Friday, April 04, 2008

Prime Development Opportunity? Perhaps.

When Jim Robey was the County Executive he envisioned creating a new county office complex on 24 acres of land at the intersection of Rogers Avenue and US Route 40. The County purchased the property in 2000 for $3.7 million.

The county put out a bid proposal to the development community. The competition was whittled down to Trammell Crow Company and our own hometown national developer, Corporate Properties Office Trust (COPT). COPT won. I should note here that development proposals of this scale are rather extensive and expensive. The developer enlists architects, lawyers, engineers and other consultants to help them prepare a vision for the project. These costs can easily exceed $100,000.

Now the county has changed it’s mind, or at least the current administration has. The county has now decided to renovate the existing county complex and purchase a floor of space in the proposed Meridian Square development. They have decided to sell the Rogers Avenue property to fund these plans. COPT and its hard won right to develop the project for the county is left holding the bag so to speak. True, while this can just be racked up to the cost of doing business, it still hurts.
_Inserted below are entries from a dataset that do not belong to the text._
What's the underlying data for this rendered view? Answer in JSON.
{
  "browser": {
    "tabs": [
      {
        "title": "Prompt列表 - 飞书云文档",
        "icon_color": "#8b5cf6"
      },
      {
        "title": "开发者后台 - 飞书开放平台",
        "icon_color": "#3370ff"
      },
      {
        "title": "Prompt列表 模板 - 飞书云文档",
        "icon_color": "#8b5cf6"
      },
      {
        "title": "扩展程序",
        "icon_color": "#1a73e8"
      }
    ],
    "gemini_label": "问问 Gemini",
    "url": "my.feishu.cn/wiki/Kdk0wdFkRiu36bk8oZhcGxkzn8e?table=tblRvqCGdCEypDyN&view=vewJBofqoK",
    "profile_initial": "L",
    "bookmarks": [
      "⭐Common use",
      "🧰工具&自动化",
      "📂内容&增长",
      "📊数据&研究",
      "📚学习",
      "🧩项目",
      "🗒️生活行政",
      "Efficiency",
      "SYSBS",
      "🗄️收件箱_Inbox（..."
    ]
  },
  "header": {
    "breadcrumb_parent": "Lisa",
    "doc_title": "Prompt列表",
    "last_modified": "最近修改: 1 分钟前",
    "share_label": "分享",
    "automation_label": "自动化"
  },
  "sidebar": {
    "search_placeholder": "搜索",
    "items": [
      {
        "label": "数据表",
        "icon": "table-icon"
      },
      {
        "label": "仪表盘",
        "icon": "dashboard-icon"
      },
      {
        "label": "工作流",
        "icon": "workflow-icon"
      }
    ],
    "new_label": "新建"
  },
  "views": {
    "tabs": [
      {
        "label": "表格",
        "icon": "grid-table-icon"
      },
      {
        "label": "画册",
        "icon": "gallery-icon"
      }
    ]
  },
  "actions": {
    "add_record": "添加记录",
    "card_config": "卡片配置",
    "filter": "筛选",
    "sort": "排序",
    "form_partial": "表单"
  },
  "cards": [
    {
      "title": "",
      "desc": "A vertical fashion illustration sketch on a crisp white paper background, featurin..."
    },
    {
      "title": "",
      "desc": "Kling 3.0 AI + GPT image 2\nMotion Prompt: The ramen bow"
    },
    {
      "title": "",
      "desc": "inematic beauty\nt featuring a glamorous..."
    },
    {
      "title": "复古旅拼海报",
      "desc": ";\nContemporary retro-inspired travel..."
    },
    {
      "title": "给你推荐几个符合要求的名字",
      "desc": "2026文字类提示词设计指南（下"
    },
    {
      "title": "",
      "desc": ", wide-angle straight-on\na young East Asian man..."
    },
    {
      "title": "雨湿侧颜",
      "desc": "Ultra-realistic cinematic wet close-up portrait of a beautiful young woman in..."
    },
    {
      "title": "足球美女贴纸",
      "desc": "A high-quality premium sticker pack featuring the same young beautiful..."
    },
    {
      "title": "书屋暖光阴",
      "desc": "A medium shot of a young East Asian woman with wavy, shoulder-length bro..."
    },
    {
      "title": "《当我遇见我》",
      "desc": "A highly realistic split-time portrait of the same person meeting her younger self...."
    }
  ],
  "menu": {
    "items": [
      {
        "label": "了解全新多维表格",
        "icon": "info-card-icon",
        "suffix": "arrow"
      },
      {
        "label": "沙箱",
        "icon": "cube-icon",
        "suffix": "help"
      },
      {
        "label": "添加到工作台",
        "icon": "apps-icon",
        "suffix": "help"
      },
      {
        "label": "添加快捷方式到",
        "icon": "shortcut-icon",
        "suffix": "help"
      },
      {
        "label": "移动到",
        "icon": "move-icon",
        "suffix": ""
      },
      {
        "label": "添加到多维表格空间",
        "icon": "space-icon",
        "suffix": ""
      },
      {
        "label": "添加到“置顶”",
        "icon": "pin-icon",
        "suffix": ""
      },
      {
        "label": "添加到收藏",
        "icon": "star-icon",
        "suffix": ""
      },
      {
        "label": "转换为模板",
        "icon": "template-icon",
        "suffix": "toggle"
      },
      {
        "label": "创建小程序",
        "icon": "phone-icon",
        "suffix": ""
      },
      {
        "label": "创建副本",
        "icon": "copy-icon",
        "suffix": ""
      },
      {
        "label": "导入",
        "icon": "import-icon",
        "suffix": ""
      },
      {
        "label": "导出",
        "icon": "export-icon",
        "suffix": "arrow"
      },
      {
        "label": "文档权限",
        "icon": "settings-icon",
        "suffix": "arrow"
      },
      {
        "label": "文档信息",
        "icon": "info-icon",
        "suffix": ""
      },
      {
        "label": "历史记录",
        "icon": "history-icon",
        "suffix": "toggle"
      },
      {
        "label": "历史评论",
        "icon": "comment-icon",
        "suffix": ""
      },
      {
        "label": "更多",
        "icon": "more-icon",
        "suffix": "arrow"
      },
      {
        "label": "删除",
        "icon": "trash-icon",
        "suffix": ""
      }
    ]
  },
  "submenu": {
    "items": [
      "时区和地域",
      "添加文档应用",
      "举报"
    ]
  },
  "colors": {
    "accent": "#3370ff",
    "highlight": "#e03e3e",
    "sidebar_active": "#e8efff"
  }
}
It’s a shame. This property sits at one of the major gateways into historic Ellicott City. A government complex here would have had a significant impact on transforming that portion of Route 40. Right now it is a collection of strip shopping, auto dealers, fast food and a porn shop. Talk about an area that could use some revitalization!

Hopefully someone with vision will snap this up. Perhaps COPT will go ahead and take a shot at it.

Maybe we will.

The county paid a little over $150,000 per acre eight years ago. Right now the going rate for prime office land (think Columbia Gateway) is around $600,000.00 per acre. The major difference being that the land in Gateway is ready to go. It is cleared and rough graded. When you buy 24 acres, you get 24 acres. The land on Rogers Avenue is heavily wooded. The euphemism that is commonly used is raw. The purchaser won’t get to use all 24 acres. They’ll get somewhere between 15 and 20 acres to build on if they are lucky.

Still, it will probably fetch a pretty nice number and the county will likely end up with a fair return on their investment in Ellicott City real estate.

3 comments:

Tom said...

How about downtown Columbia. A significant County presence in downtown would show the County is committed to the downtown redevelopment and make it a more vibrant place during the day.

Anonymous said...

So giving a little revitalization boost to Oakland Mills will cost residents of this part of Ellicott City 24 rare acres of still forested land? If the County were going to acquire a similar 24 acres of contiguous, accessible, forested parkland in Ellicott City to serve the community, somehow I think it would cost the County millions and millions.

By selling it at what, maybe $400k per acre x 24 acres, gets $9.6 million, or $6 million after the cost of the original purchase. I doubt the County could acquire a park there of that size for $6 million.

Prior to selling this forested area and spending the proceeds in other parts of the County and at the County buildings, I think a fresh look at the Route 40 corridor plan is worth doing. Part of that study's recommendation for revitalization was to make Route 40 more pedestrian friendly, including a greening of it. A park along it would serve as a great resource to do so and for the corridor in general. I think the many neighborhoods nearby would agree, many families living to its east, south, and just across Route 40 from it.

A pedestrian overpass right at the western tip would be ideal, too, since I see too many kids dashing across multiple lanes of Route 40 from the academy that abuts these 24 acres. (There are two schools right there, the driving school on the north side and the academy on the south side).

And, while Route 40 could certainly stand some aesthetic improvements, if grocery store, gas station, restaurant, and other amenities' density (and longevity) and traffic congestion are any indication, it's certainly not in dire need of additional development.

If we're really trying to be much more green when it comes to development, why are you calling this completely forested, greenspace "prime development opportunity"? Brownfield development (rebuilding where previous development has already occurred) should be where development happens in the Route 40 corridor if we really want to do revitalization right.

Anonymous said...

With very little lots of forested land of that size and so close to developed areas why do we have to develop them at all. Mature forested area provide more than just a place for animals to live, they are the natural filters of the daily toxins we emit.